Perhaps surprisingly, despite our weakening dollar, manufacturing exports have actually been decreasing. October 2025 data showed a record month for U.S. exports, but when the overall number was stripped down it showed that virtually all of the increase was due to foreign buyers scooping up gold reserves from U.S. sellers. Most people would consider this a red flag. Rather than buying USD and U.S. goods, the world is buying gold and other precious metals. To be clear, the U.S. is a net importer of these metals themselves, they aren’t suddenly pulling this metal out of the ground to sell for profit.
So, how does a weak USD affect you? Well, it depends. Are you an average American or are you a rich American? It matters, because a falling dollar creates a pretty clear divide between the two.
The average American feels the sting at the grocery store and the gas pump. Because the dollar is weaker, it takes more of them to buy oil, electronics, and imported food. This is called imported inflation. If you are average, living on a fixed salary with dollar-denominated expenses, your standard of living effectively drops because everything we buy from overseas cost us more in real USD.
If you are a rich American, you likely hold “real assets” like international stocks, gold, and foreign real estate. When the dollar falls, the value of these assets climb in dollar terms. In addition, you likely hold a lot of stock in large U.S. corporations. The sort of companies that love a weak dollar because it makes their products cheaper for foreigners to buy, boosting their overseas profits. Think companies like Apple (54% of sales are outside the U.S.), Coke (61%), and Ford (35%).
A crashing dollar is a hidden tax on the majority of Americans.

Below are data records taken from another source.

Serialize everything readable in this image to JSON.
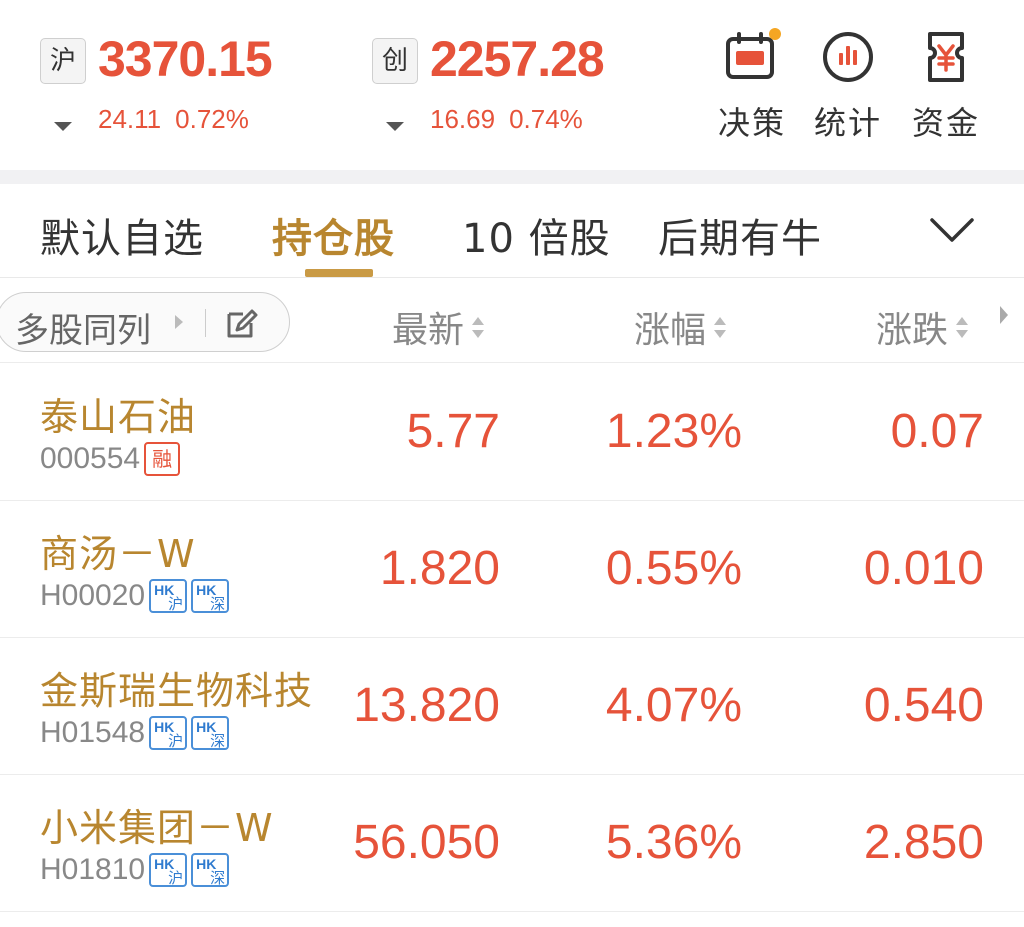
{
  "indices": [
    {
      "market": "沪",
      "value": "3370.15",
      "change": "24.11",
      "percent": "0.72%"
    },
    {
      "market": "创",
      "value": "2257.28",
      "change": "16.69",
      "percent": "0.74%"
    }
  ],
  "tools": [
    {
      "label": "决策",
      "icon": "calendar-decision-icon",
      "has_dot": true
    },
    {
      "label": "统计",
      "icon": "bar-chart-circle-icon",
      "has_dot": false
    },
    {
      "label": "资金",
      "icon": "yen-money-icon",
      "has_dot": false
    }
  ],
  "tabs": [
    {
      "label": "默认自选",
      "active": false
    },
    {
      "label": "持仓股",
      "active": true
    },
    {
      "label": "10 倍股",
      "active": false
    },
    {
      "label": "后期有牛",
      "active": false
    }
  ],
  "column_header": {
    "multi_stock_label": "多股同列",
    "latest": "最新",
    "change_pct": "涨幅",
    "change_amt": "涨跌"
  },
  "stocks": [
    {
      "name": "泰山石油",
      "code": "000554",
      "badges": [
        "融"
      ],
      "latest": "5.77",
      "change_pct": "1.23%",
      "change_amt": "0.07"
    },
    {
      "name": "商汤－W",
      "code": "H00020",
      "badges": [
        "沪",
        "深"
      ],
      "latest": "1.820",
      "change_pct": "0.55%",
      "change_amt": "0.010"
    },
    {
      "name": "金斯瑞生物科技",
      "code": "H01548",
      "badges": [
        "沪",
        "深"
      ],
      "latest": "13.820",
      "change_pct": "4.07%",
      "change_amt": "0.540"
    },
    {
      "name": "小米集团－W",
      "code": "H01810",
      "badges": [
        "沪",
        "深"
      ],
      "latest": "56.050",
      "change_pct": "5.36%",
      "change_amt": "2.850"
    }
  ],
  "hk_badge_prefix": "HK",
  "colors": {
    "up": "#e6533a",
    "gold": "#b8862f",
    "hk_blue": "#2f7bcf"
  }
}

A few might benefit because their manufacturing plant job gets a boost in orders, increasing profit for the company, which hopefully trickles down to an increase in wages (but that’s a blog post for another day).
At the end of the day, a weak dollar makes everyday life more expensive for most of us, while inflating the nominal wealth of the assets owned by the elite.

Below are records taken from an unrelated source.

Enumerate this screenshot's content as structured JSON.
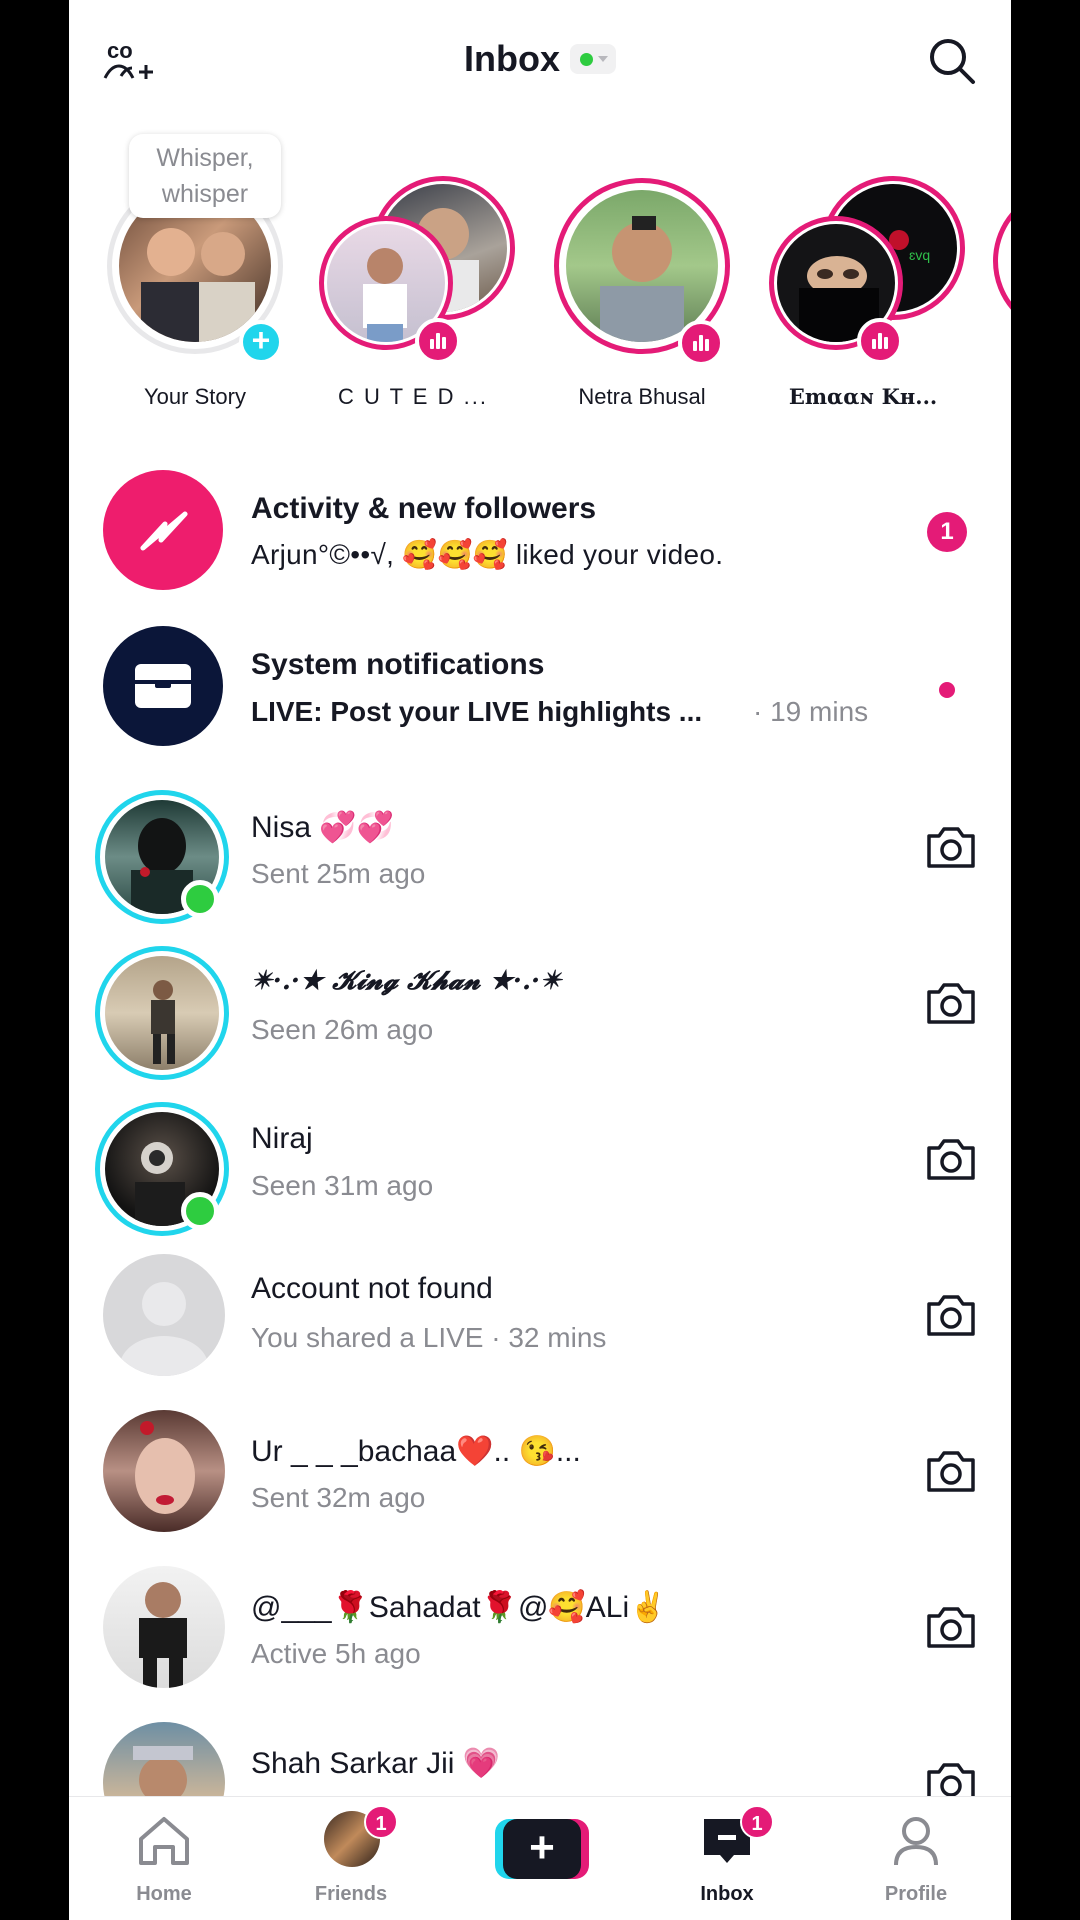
{
  "header": {
    "title": "Inbox",
    "status_color": "#2ecc40",
    "add_friends_icon": "add-friends-icon",
    "search_icon": "search-icon"
  },
  "stories": [
    {
      "name": "Your Story",
      "bubble_line1": "Whisper,",
      "bubble_line2": "whisper",
      "badge": "plus"
    },
    {
      "name": "C U T E   D ...",
      "badge": "live"
    },
    {
      "name": "Netra Bhusal",
      "badge": "live"
    },
    {
      "name": "Emααɴ Kʜ...",
      "badge": "live"
    }
  ],
  "system_rows": [
    {
      "title": "Activity & new followers",
      "subtitle": "Arjun°©••√, 🥰🥰🥰 liked your video.",
      "badge_count": "1",
      "icon": "lightning-icon"
    },
    {
      "title": "System notifications",
      "subtitle": "LIVE: Post your LIVE highlights ...",
      "time": "· 19 mins",
      "icon": "inbox-tray-icon"
    }
  ],
  "conversations": [
    {
      "name": "Nisa 💞💞",
      "status": "Sent 25m ago"
    },
    {
      "name": "✴·.·★ 𝓚𝓲𝓷𝓰 𝓚𝓱𝓪𝓷 ★·.·✴",
      "status": "Seen 26m ago"
    },
    {
      "name": "Niraj",
      "status": "Seen 31m ago"
    },
    {
      "name": "Account not found",
      "status": "You shared a LIVE · 32 mins"
    },
    {
      "name": "Ur _ _ _bachaa❤️.. 😘...",
      "status": "Sent 32m ago"
    },
    {
      "name": "@___🌹Sahadat🌹@🥰ALi✌️",
      "status": "Active 5h ago"
    },
    {
      "name": "Shah Sarkar Jii 💗",
      "status": ""
    }
  ],
  "nav": {
    "home": "Home",
    "friends": "Friends",
    "friends_badge": "1",
    "inbox": "Inbox",
    "inbox_badge": "1",
    "profile": "Profile"
  },
  "colors": {
    "accent_pink": "#e41b77",
    "accent_cyan": "#20d5ec",
    "online_green": "#2ecc40"
  }
}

What causes the dollar to weaken? A weak dollar generally indicates the world looking for alternatives. As trust in the U.S. declines, investment in USD via bonds decreases and the world’s money looks for alternatives.
We’re seeing this play out in real time right now as Gold and Silver prices, since the start of 2025, have gone parabolic. Gold is up 101% since Jan. 1, 2025 while Silver is up a staggering 302%.
As trust in paper currency erodes, investors flee to assets with intrinsic value. It’s a bit of a self-sustaining prophecy. Investors think the U.S. Dollar will continue to collapse, which causes them to buy silver and gold instead, which means less demand for USD, which means it falls further, and on and on it goes.
Take your pick of what causes this lack of faith in the USD. Ballooning U.S. deficits, trade wars, shifting alliances, Federal Reserve independence uncertainty, etc.. It really doesn’t matter what is causing it. Once it begins it becomes hard to stop because of that feedback loop.
Only time will tell if this is just another historical blip before things return to what the U.S. has long considered normal (U.S. leads, world follows) or if a more structural collapse is happening that will last decades as a new world leader emerges.
The dollar's decline isn't just an abstract economic event, it’s a direct signal of a shifting world order. As the feedback loop of debt, deficits, and distrust continues to spin, the average American is being handed the bill, while the richest watch their hard assets inflate. Whether this is a temporary correction or a structural collapse remains to be seen, but right now the goldmine is crushing the printing press.